Certaines administrations, au moment de leur informatisation, ont suivi cette norme, probablement parce que les informaticiens qui sont des gens très (trop) cartésiens pour qui une norme est un dogme. Côtoyant et travaillant avec ces administrations, certains historiens ou éditeurs se sont laissés contaminer, et ont cédé à cette mode, sans avoir eu le réflexe salutaire de se dire qu'il valait mieux suivre les usages séculaires et raisonnés que les normes mal faites. Amis historiens, chercheurs et généalogistes, faites preuve de bon sens et laissez tomber les mauvaises habitudes de NF Z 44-001. Après tout, NF Z 44-001 n'est pas une loi, ça n'a rien d'obligatoire et ce n'est même pas justifié. C'est juste un texte fait pour montrer que les français sont capables de normaliser n'importe quoi en dépit du bon sens. Faites comme moi, continuez de faire vos index et classements comme le veut l'usage, comme l'ont fait vos illustres prédécesseurs depuis des siècles, c'est-à-dire sans tenir compte des articles.

Ayez le bon réflexe, jettez NF Z 44-001 !
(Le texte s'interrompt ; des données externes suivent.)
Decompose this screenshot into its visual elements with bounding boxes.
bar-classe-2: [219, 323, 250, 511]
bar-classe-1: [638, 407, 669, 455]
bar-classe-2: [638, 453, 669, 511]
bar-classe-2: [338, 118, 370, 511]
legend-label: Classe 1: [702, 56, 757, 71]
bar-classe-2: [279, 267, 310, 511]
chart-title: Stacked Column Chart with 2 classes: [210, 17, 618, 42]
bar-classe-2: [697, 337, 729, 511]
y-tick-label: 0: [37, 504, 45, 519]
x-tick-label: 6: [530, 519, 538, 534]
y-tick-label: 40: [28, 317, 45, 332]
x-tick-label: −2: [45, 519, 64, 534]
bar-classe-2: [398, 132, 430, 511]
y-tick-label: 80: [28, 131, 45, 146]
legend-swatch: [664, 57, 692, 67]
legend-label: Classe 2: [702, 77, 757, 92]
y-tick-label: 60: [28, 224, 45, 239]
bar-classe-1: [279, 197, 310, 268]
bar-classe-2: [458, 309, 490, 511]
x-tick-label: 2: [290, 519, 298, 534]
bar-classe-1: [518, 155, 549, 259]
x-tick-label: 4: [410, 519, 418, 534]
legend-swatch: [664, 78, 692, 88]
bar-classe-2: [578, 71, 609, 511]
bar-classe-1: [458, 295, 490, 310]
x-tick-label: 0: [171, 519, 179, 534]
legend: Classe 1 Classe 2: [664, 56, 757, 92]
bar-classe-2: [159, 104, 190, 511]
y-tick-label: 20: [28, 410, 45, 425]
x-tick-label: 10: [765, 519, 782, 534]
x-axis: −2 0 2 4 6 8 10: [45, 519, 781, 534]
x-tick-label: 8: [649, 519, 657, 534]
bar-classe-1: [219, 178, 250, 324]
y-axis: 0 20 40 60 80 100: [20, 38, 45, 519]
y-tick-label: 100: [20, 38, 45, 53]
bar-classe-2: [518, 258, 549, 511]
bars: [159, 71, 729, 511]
Voici donc ce qu'aurait pu dire NFZ44-001 à un grand généalogiste breton : Monsieur Frotier de la Messelière, vous ne savez pas écrire votre nom, dorénavant vous vous appellerez Frotier de La Messelière, car tel est mon plaisir !

(*) En fait, l'AFNOR n'a même pas écrit elle-même cette norme. Constatant un jour qu'il existait des domaines où elle ne régnait pas encore en maitre, et où le bon sens était encore appliqué, elle a senti nécessaire d'imposer sa façon de voir, de préférence différente de ce que préconise le bon sens, uniquement pour démontrer son influence et ses capacités à modéliser de nos petits cerveaux dociles. Elle a pris le premier texte qui passait et l'a érigé en norme dogmatique. Sans se préoccuper de savoir si c'était fondé et pratique, ou si cela correspondait à l'usage scientifique, commun, raisonné et utilisé depuis des siècles. Non, ce n'est pas le but de la norme que de faire les choses intelligemment. Son but est de normaliser normaliser normaliser normaliser normaliser le plus de choses possibles, peu importe comment.

(**) Je vous rassure, pour moi, le BM n'est une référence que des vanités, mais il est pourtant bien pratique pour les recherches généalogiques :).